O Desafio da Nação Islâmica
A crescente pressão política e diplomática das potências e das organizações humanitárias do ocidente sobre o mundo islâmico, para que o programa ideológico dos direitos humanos seja implementado em seus países faz parte da lógica de ampliação de uma visão de mundo particular. A idéia de uma globalização econômica naturalmente é acompanhada de uma globalização cultural, que não significa outra coisa senão a imposição de valores e crenças convenientemente nomeados de “universais”. Os valores e crenças consagrados pelo pensamento liberal são exatamente aqueles que asseguram a continuidade da grande máquina do Mercado. O pensamento humanista e as inclinações humanitárias que são apresentadas como bases para a causa dos direitos humanos, não dão as cartas nas relações políticas e nas decisões de poder nem no mundo político tampouco no sistema econômico mundial. Na realidade, é a visão e o interesse do Mercado que determina até que ponto uma reivindicação deve ser consagrada como “direito.”

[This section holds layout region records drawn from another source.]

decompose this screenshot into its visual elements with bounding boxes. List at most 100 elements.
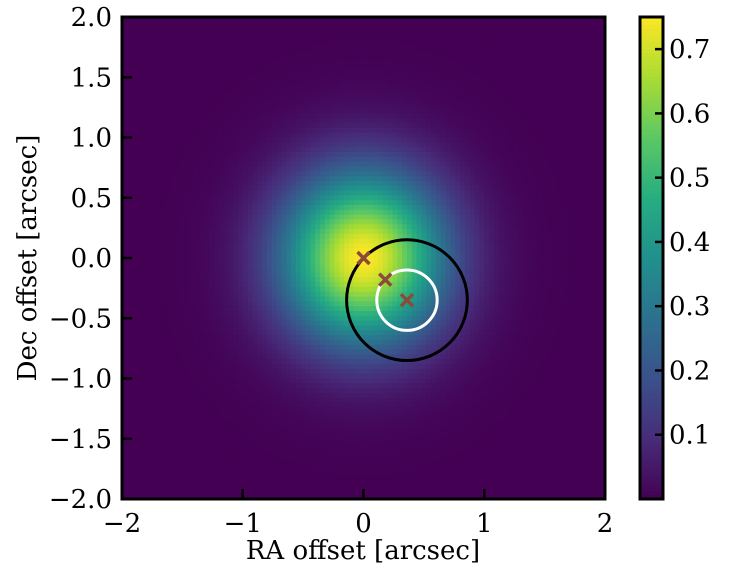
heat-cell — [402, 65, 408, 71]
heat-cell — [218, 151, 225, 158]
heat-cell — [126, 214, 133, 221]
heat-cell — [136, 147, 142, 153]
heat-cell — [411, 60, 418, 66]
heat-cell — [344, 142, 350, 148]
heat-cell — [551, 79, 558, 86]
heat-cell — [141, 31, 147, 37]
heat-cell — [247, 180, 254, 187]
heat-cell — [406, 176, 413, 182]
heat-cell — [590, 166, 596, 172]
heat-cell — [426, 118, 432, 124]
heat-cell — [199, 118, 205, 124]
heat-cell — [377, 41, 384, 47]
heat-cell — [204, 17, 210, 23]
heat-cell — [199, 137, 205, 143]
heat-cell — [122, 84, 128, 90]
heat-cell — [199, 156, 205, 163]
heat-cell — [286, 21, 292, 28]
heat-cell — [518, 151, 524, 158]
heat-cell — [237, 70, 244, 76]
heat-cell — [305, 185, 311, 192]
heat-cell — [387, 253, 394, 259]
heat-cell — [175, 214, 181, 221]
heat-cell — [170, 171, 176, 177]
heat-cell — [271, 142, 278, 148]
heat-cell — [532, 74, 538, 81]
heat-cell — [165, 180, 171, 187]
heat-cell — [315, 21, 321, 28]
heat-cell — [469, 74, 476, 81]
heat-cell — [276, 55, 282, 61]
heat-cell — [179, 233, 186, 240]
heat-cell — [503, 219, 509, 225]
heat-cell — [160, 171, 167, 177]
heat-cell — [291, 60, 297, 66]
heat-cell — [551, 31, 558, 37]
heat-cell — [508, 108, 514, 114]
heat-cell — [233, 31, 239, 37]
heat-cell — [150, 65, 157, 71]
heat-cell — [271, 118, 278, 124]
heat-cell — [266, 137, 273, 143]
heat-cell — [595, 113, 601, 119]
heat-cell — [339, 190, 345, 196]
heat-cell — [580, 74, 587, 81]
heat-cell — [508, 113, 514, 119]
heat-cell — [315, 166, 321, 172]
heat-cell — [324, 166, 331, 172]
heat-cell — [469, 166, 476, 172]
heat-cell — [561, 21, 567, 28]
heat-cell — [276, 180, 282, 187]
heat-cell — [435, 123, 442, 129]
heat-cell — [493, 214, 500, 221]
heat-cell — [455, 161, 461, 168]
heat-cell — [484, 113, 490, 119]
heat-cell — [411, 248, 418, 254]
heat-cell — [566, 17, 572, 23]
heat-cell — [233, 123, 239, 129]
heat-cell — [566, 204, 572, 211]
heat-cell — [131, 233, 138, 240]
heat-cell — [522, 55, 529, 61]
heat-cell — [387, 180, 394, 187]
heat-cell — [537, 209, 543, 216]
heat-cell — [576, 84, 582, 90]
heat-cell — [237, 127, 244, 134]
heat-cell — [542, 176, 548, 182]
heat-cell — [353, 113, 360, 119]
heat-cell — [513, 70, 519, 76]
heat-cell — [194, 113, 200, 119]
heat-cell — [469, 127, 476, 134]
heat-cell — [257, 142, 263, 148]
heat-cell — [561, 214, 567, 221]
heat-cell — [189, 26, 196, 33]
heat-cell — [146, 132, 152, 139]
heat-cell — [479, 253, 485, 259]
heat-cell — [522, 98, 529, 105]
heat-cell — [435, 137, 442, 143]
heat-cell — [382, 84, 389, 90]
heat-cell — [204, 238, 210, 245]
heat-cell — [208, 224, 215, 230]
heat-cell — [566, 233, 572, 240]
heat-cell — [542, 233, 548, 240]
heat-cell — [126, 123, 133, 129]
heat-cell — [387, 190, 394, 196]
heat-cell — [397, 224, 403, 230]
heat-cell — [170, 65, 176, 71]
heat-cell — [431, 36, 437, 42]
heat-cell — [460, 45, 466, 52]
heat-cell — [484, 118, 490, 124]
heat-cell — [271, 70, 278, 76]
heat-cell — [189, 214, 196, 221]
heat-cell — [339, 103, 345, 110]
heat-cell — [324, 137, 331, 143]
heat-cell — [397, 26, 403, 33]
heat-cell — [561, 132, 567, 139]
heat-cell — [402, 70, 408, 76]
heat-cell — [576, 137, 582, 143]
heat-cell — [537, 84, 543, 90]
heat-cell — [489, 156, 495, 163]
heat-cell — [165, 89, 171, 95]
heat-cell — [547, 98, 553, 105]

As nações que se apresentam como líderes na defesa dos direitos humanos, são as primeiras a violá-los, sempre que seus interesses estejam em jogo. Não faltam justificativas práticas para calar as vozes contrárias que se levantam em seus próprios países. Não raro a causa dos direitos humanos é grosseiramente posta a serviço de interesses geopolíticos. Governos são estigmatizados como “regimes inimigos da liberdade” pela simples razão de se oporem aos interesses das potências mundiais. Campanhas midiáticas são desencadeadas, não somente contra países muçulmanos, com o intuito de alimentar o descrédito contra esses governos. Ao mesmo tempo, regimes que colaboram com os interesses das potências, ainda que cometam desmandos ainda mais graves, são tolerados e seu desrespeito aos direitos humanos passa a não merecer a atenção da grande mídia internacional.
Uma nação poderosa economicamente como a China supera com facilidade as críticas a seu sistema penal rigoroso; a pena de morte praticada em trinta e cinco estados norte-americanos ou na Arábia Saudita, uma tradicional aliada dos EUA, não desperta grande indignação da mídia, quando o mesmo não pode ser afirmado sobre o regime islâmico do Irã. Um regime aliado dos EUA na América Latina como o colombiano, pode aplicar políticas de eliminação e perseguição de populações indígenas, em nome da luta contra o narcotráfico, sem que desperte a mínima atenção da grande mídia do ocidente. No entanto, seus vizinhos não aliados aos interesses norte-americanos estarão constantemente na mira da mídia internacional, não importando realmente até que ponto respeitem as liberdades individuais ou não.
Entretanto, a crítica acima não significa em absoluto que discordar do conceito ocidental de direitos humanos seja concordar com a violação dos direitos legítimos em qualquer parte do mundo.